Séjourner au Burj Al Arab
Au-delà du projet pharaonique et des défis technologiques, le Burj Al Arab, c’est avant tout une résidence de luxe. Un service spécial de taxis permet aux voyageurs qui débarquent à l’aéroport de Dubaï de se rendre directement à l’hôtel en Rolls-Royce. Il est également possible de se poser sur le toit grâce à un héliport.
Si vous préférez la liberté qu’apporte un véhicule de location, un valet prend votre voiture en charge, gratuitement, à votre arrivée.
Manger au Burj Al Arab
Parmi les nombreux restaurants du gratte-ciel, l’Al Muntaha est un des plus célèbres. Situé à 200 mètres au-dessus de la mer, sur les plateformes suspendues en haut de la tour, le restaurant panoramique français et italien vous offre une vue imprenable sur le golfe persique.
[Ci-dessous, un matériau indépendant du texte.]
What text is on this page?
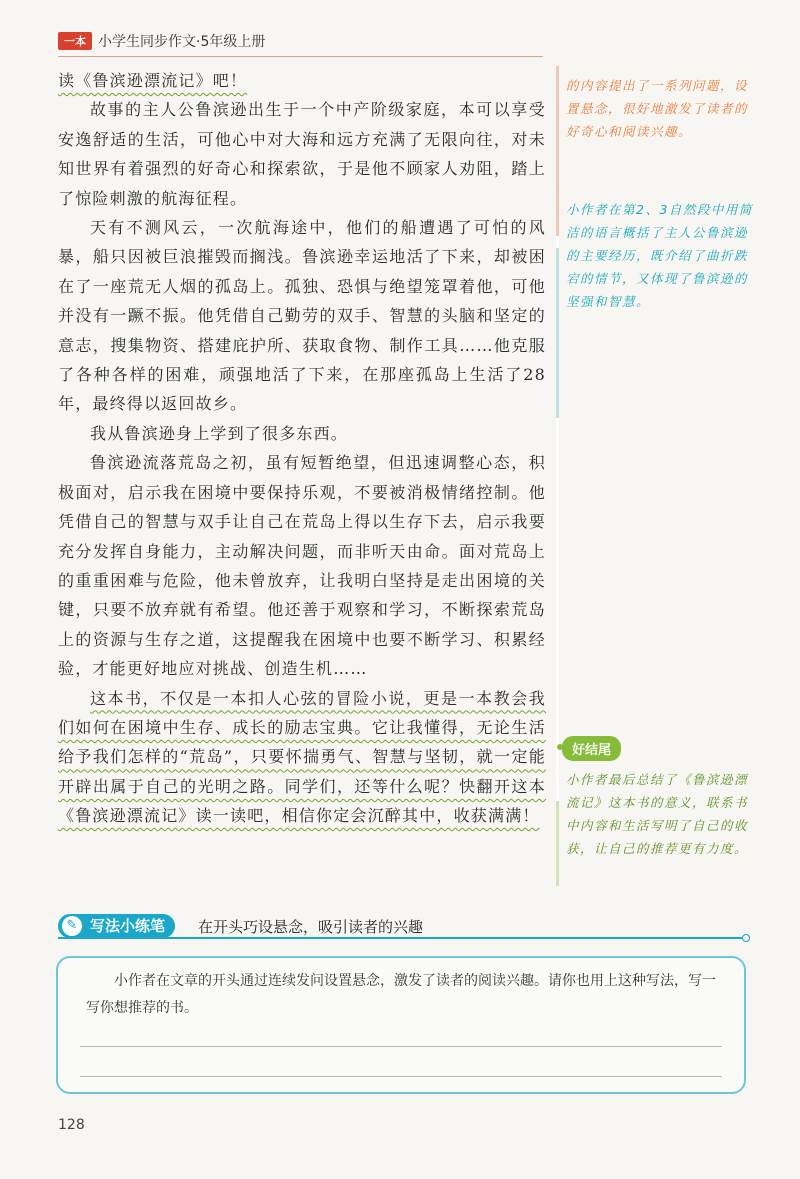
一本 小学生同步作文·5年级上册

读《鲁滨逊漂流记》吧！

故事的主人公鲁滨逊出生于一个中产阶级家庭，本可以享受安逸舒适的生活，可他心中对大海和远方充满了无限向往，对未知世界有着强烈的好奇心和探索欲，于是他不顾家人劝阻，踏上了惊险刺激的航海征程。

天有不测风云，一次航海途中，他们的船遭遇了可怕的风暴，船只因被巨浪摧毁而搁浅。鲁滨逊幸运地活了下来，却被困在了一座荒无人烟的孤岛上。孤独、恐惧与绝望笼罩着他，可他并没有一蹶不振。他凭借自己勤劳的双手、智慧的头脑和坚定的意志，搜集物资、搭建庇护所、获取食物、制作工具……他克服了各种各样的困难，顽强地活了下来，在那座孤岛上生活了28年，最终得以返回故乡。

我从鲁滨逊身上学到了很多东西。

鲁滨逊流落荒岛之初，虽有短暂绝望，但迅速调整心态，积极面对，启示我在困境中要保持乐观，不要被消极情绪控制。他凭借自己的智慧与双手让自己在荒岛上得以生存下去，启示我要充分发挥自身能力，主动解决问题，而非听天由命。面对荒岛上的重重困难与危险，他未曾放弃，让我明白坚持是走出困境的关键，只要不放弃就有希望。他还善于观察和学习，不断探索荒岛上的资源与生存之道，这提醒我在困境中也要不断学习、积累经验，才能更好地应对挑战、创造生机……

这本书，不仅是一本扣人心弦的冒险小说，更是一本教会我们如何在困境中生存、成长的励志宝典。它让我懂得，无论生活给予我们怎样的“荒岛”，只要怀揣勇气、智慧与坚韧，就一定能开辟出属于自己的光明之路。同学们，还等什么呢？快翻开这本《鲁滨逊漂流记》读一读吧，相信你定会沉醉其中，收获满满！

的内容提出了一系列问题，设置悬念，很好地激发了读者的好奇心和阅读兴趣。
小作者在第2、3自然段中用简洁的语言概括了主人公鲁滨逊的主要经历，既介绍了曲折跌宕的情节，又体现了鲁滨逊的坚强和智慧。
好结尾
小作者最后总结了《鲁滨逊漂流记》这本书的意义，联系书中内容和生活写明了自己的收获，让自己的推荐更有力度。
✎ 写法小练笔	在开头巧设悬念，吸引读者的兴趣
小作者在文章的开头通过连续发问设置悬念，激发了读者的阅读兴趣。请你也用上这种写法，写一写你想推荐的书。
128
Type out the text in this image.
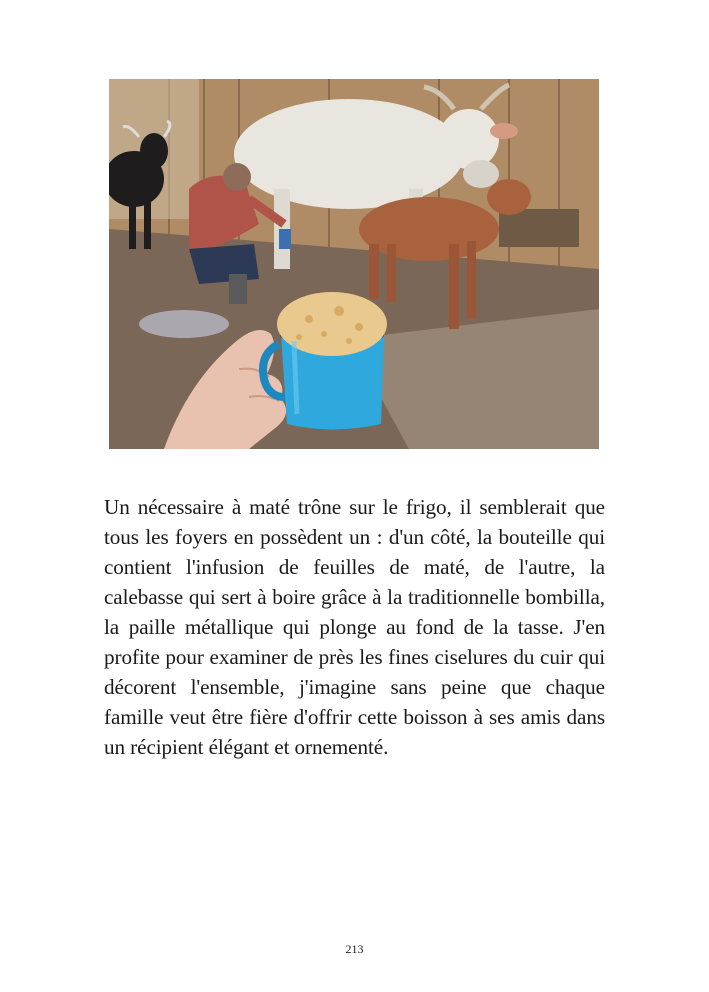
Un nécessaire à maté trône sur le frigo, il semblerait que tous les foyers en possèdent un : d'un côté, la bouteille qui contient l'infusion de feuilles de maté, de l'autre, la calebasse qui sert à boire grâce à la traditionnelle bombilla, la paille métallique qui plonge au fond de la tasse. J'en profite pour examiner de près les fines ciselures du cuir qui décorent l'ensemble, j'imagine sans peine que chaque famille veut être fière d'offrir cette boisson à ses amis dans un récipient élégant et ornementé.

213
Le Skyview, lui aussi placé dans les plateformes suspendues du 27e étage, est un bar lounge qui vous propose de boire un verre en surplombant Dubaï. Bien que la consommation minimum soit de 200 AED (50 euros), le bar est connu pour être un bon plan pour entrer dans l’hôtel, admirer la décoration et profiter de la vue panoramique à moindre coût.
L’Al Mahara est un autre restaurant d’exception du Burj Al Arab. Pourtant situé au premier étage de l’hôtel, l’établissement vous accueille « sous la mer ». Après avoir pris l’ascenseur puis circulé dans un tunnel décoré de coquillages, vous arrivez dans la salle principale digne d’un sous-marin. L’aquarium démesuré et les poissons qui siègent en son centre ont un effet hypnotique sur les clients.
Dormir au Burj Al Arab
La légende veut que le Burj Al Arab soit un hôtel 7 étoiles quand les critères internationaux ne permettent d’en obtenir que 5. L’anecdote met mal à l’aise la direction qui regrette que la notation officielle soit ainsi contestée. C’est une journaliste qui a un jour écrit que le Burj Al Arab était au-dessus de tous les meilleurs hôtels de luxe et le qualifia de « 7 étoiles ».
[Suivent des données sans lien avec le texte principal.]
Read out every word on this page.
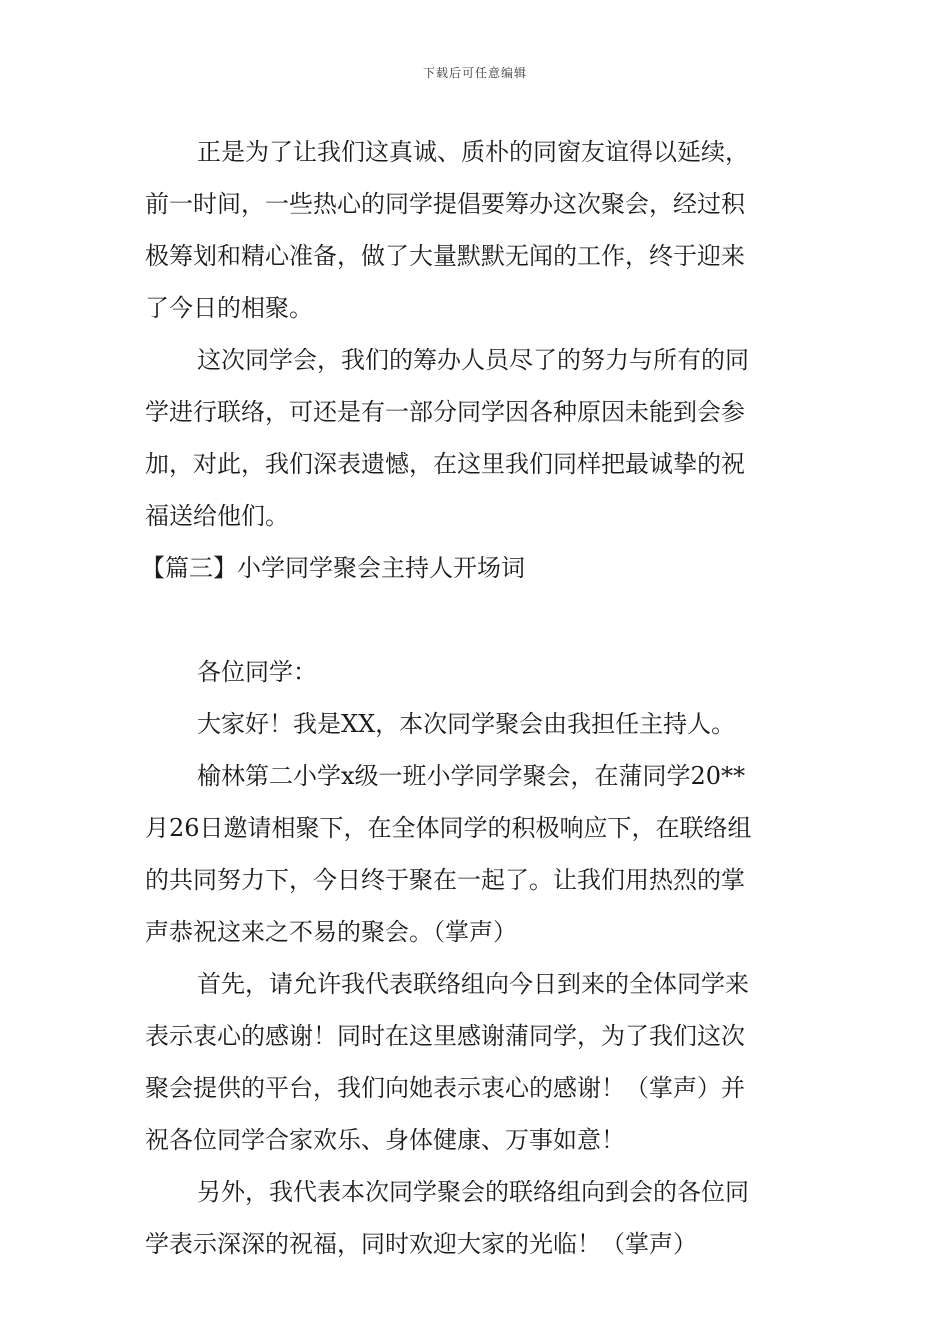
下载后可任意编辑
正是为了让我们这真诚、质朴的同窗友谊得以延续，
前一时间，一些热心的同学提倡要筹办这次聚会，经过积
极筹划和精心准备，做了大量默默无闻的工作，终于迎来
了今日的相聚。
这次同学会，我们的筹办人员尽了的努力与所有的同
学进行联络，可还是有一部分同学因各种原因未能到会参
加，对此，我们深表遗憾，在这里我们同样把最诚挚的祝
福送给他们。
【篇三】小学同学聚会主持人开场词
各位同学：
大家好！我是XX，本次同学聚会由我担任主持人。
榆林第二小学x级一班小学同学聚会，在蒲同学20**
月26日邀请相聚下，在全体同学的积极响应下，在联络组
的共同努力下，今日终于聚在一起了。让我们用热烈的掌
声恭祝这来之不易的聚会。（掌声）
首先，请允许我代表联络组向今日到来的全体同学来
表示衷心的感谢！同时在这里感谢蒲同学，为了我们这次
聚会提供的平台，我们向她表示衷心的感谢！（掌声）并
祝各位同学合家欢乐、身体健康、万事如意！
另外，我代表本次同学聚会的联络组向到会的各位同
学表示深深的祝福，同时欢迎大家的光临！（掌声）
La tour possède 202 suites spacieuses. Les surfaces s’étendent de 170 m² à 780 m² pour des prix allant de 2 000 à 25 000 euros pour le plus luxueux appartement.
Un majordome vous accueille à l’entrée de la suite royale et vous ouvre la porte. Des tapisseries indiennes faites main, du mobilier couvert d’or, un paravent japonais du 19e siècle qui change de couleur en fonction de l’heure, un jacuzzi. Rien n’est commun. Le lit égyptien est couvert de 17 coussins et les oreillers sont en plumes d’eider. Outre les deux chambres et la salle de bain, l’ensemble comprend une salle à manger pour 16 personnes, un bureau, une salle de jeu et une salle de cinéma.
Si vous souhaitez réserver, vous pouvez le faire ici.
Un monument à visiter
Le Burj Al Arab est devenu le symbole de Dubaï. Plus qu’un emblème, il a ouvert la voie à une série de projets pharaoniques. En prenant ses fondations sur le premier îlot artificiel de Dubaï, il a inspiré les Palm Islands et The World. Ses prouesses techniques ont permis d’imaginer la plus haute tour du monde, le Burj Khalifa. Le Burj Al Arab a été dessiné en mémoire des pêcheurs qui ont construit Dubaï, il symbolise aussi la capacité d’innovation de l’émirat.